Using the Freedom of Information Act, Gamble and a small group of Christians found every school in the area where Planned Parenthood was speaking.

He then began a campaign of displaying what he calls “the graphic horrors of abortion” outside of those schools, using brochures and large pictures of aborted babies.

The strategy worked. On Feb. 24, Colorado Springs School District 11 announced that Planned Parenthood would not be invited back. Gamble vowed that wherever Planned Parenthood went, he and his campaign would follow.

Peter Howard, director of communications for the Diocese of Colorado Springs, applauded what Gamble has done.

“The Catholic Church will always support non-violent efforts to expose the horror of abortion,” he said. “People must know the truth about these organizations. Planned Parenthood represents everything the Church condemns when it comes to sexual morality.”

Jim Sedlak, executive director of STOPP International, a group committed to closing the doors of Planned Parenthood, said that in recent years, parents and students have had great success in ousting the organization from their schools. But the fight is far from over, he said.

He noted that Planned Parenthood specifically targets high school students and college students as their largest customer base. “Seventy percent of Planned Parenthood’s customers are under 25, and 30% are under 20,” he said.

Planned Parenthood could not be reached for comment. But a local representative of the organization in Lubbock, Texas, said at a public gathering in March that Planned Parenthood “provides lots of good services.”

“We provide information and knowledge so that people may have children one day when they want to,” said Tony Thornton, CEO of Planned Parenthood Association of Lubbock. “We give them all the options so that they may make the right choice for themselves.”

But Sedlak called Planned Parenthood’s programs “indoctrination” into the acceptance of pre-marital sex and cited a former Planned Parenthood president who once described her ideal situation: “Once a young person starts thinking about sex, they will choose contraception as naturally as breathing.”

Obliged to Teach

While many Christians agree on the need to remove such groups from schools, there’s a debate over what to put in their place.

Jeff Youngstrom is a seventh- and eighth-grade math teacher at a public charter school near Denver. Noting that a girl in his class recently had an abortion, he said that many parents are dropping the ball when it comes to educating their children about sexuality.

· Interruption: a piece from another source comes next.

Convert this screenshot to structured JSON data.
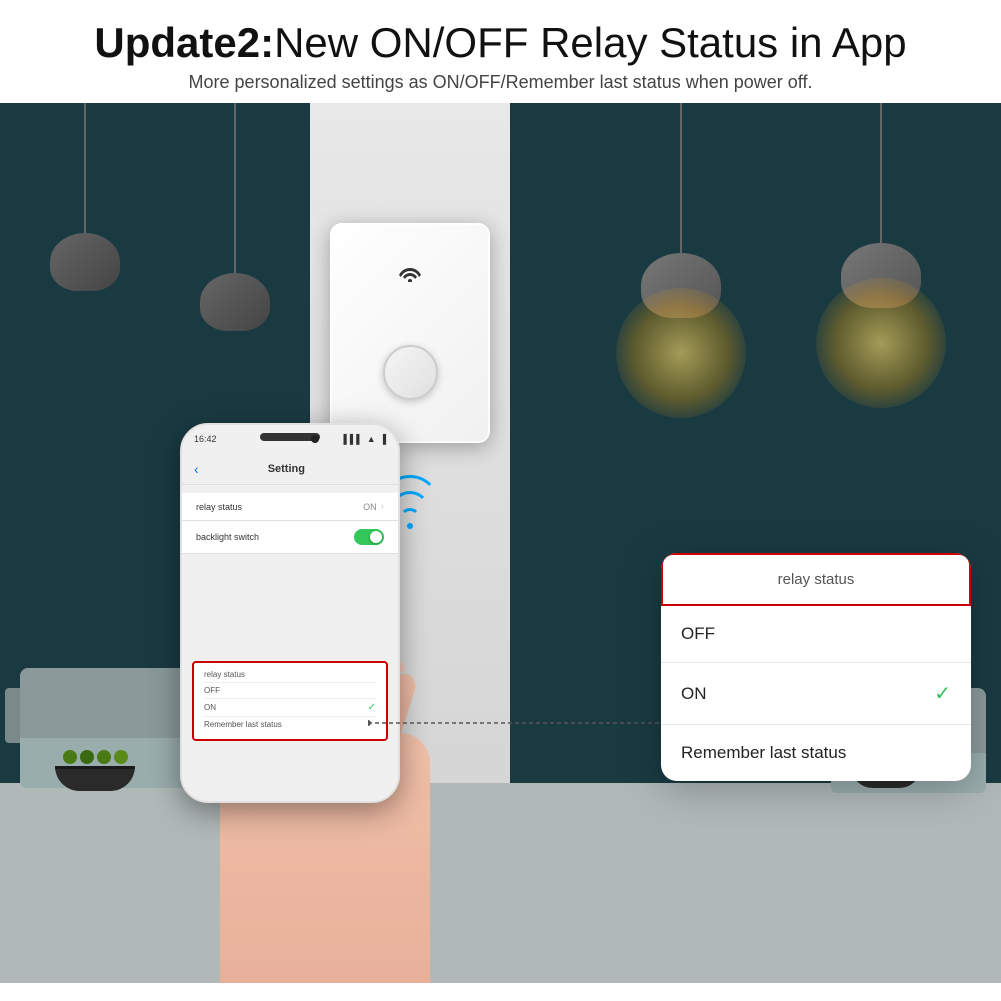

When he was in high school near Akron, Ohio, Youngstrom traveled to nearby schools with other teens to teach about abstinence.

What he saw then isn’t too different from what he sees now. “A lot of kids out there just don’t realize how many kids aren’t having sex,” Youngstrom said, “but they hear other kids exaggerating about what they have done and assume that everyone is doing it.”

But Youngstrom noted that the parent-run board that makes decisions at his school has opted not to have any sex-ed programs. While adamant that the school should not support groups like Planned Parenthood, he disagreed with the board and said the school has a responsibility to teach kids the truth about sexuality.

Parents are “afraid that if they do have a program, it’ll end up being taught by someone who will just give their kids a condom … but at the same time, we run into seventh-graders who are having abortions,” he said.

“You have to face the fact that kids are going to do stupid things,” Youngstrom said. “But you shouldn’t have to deal with the fact that they’re doing stupid things because of their ignorance; because they’re picking it up from TV and don’t know the consequences. We have a responsibility to provide real, truthful information about the proper place for sex. We have an obligation to teach kids the truth.”

Cultural Challenge

George Ketchel has been working with high school and middle school youths for almost a decade. A father of two adopted boys, with another on the way, Ketchel and his wife help youths at Sacred Heart of Mary Church in Boulder, Colo. They’re acutely aware of the culture war taking place in America’s schools.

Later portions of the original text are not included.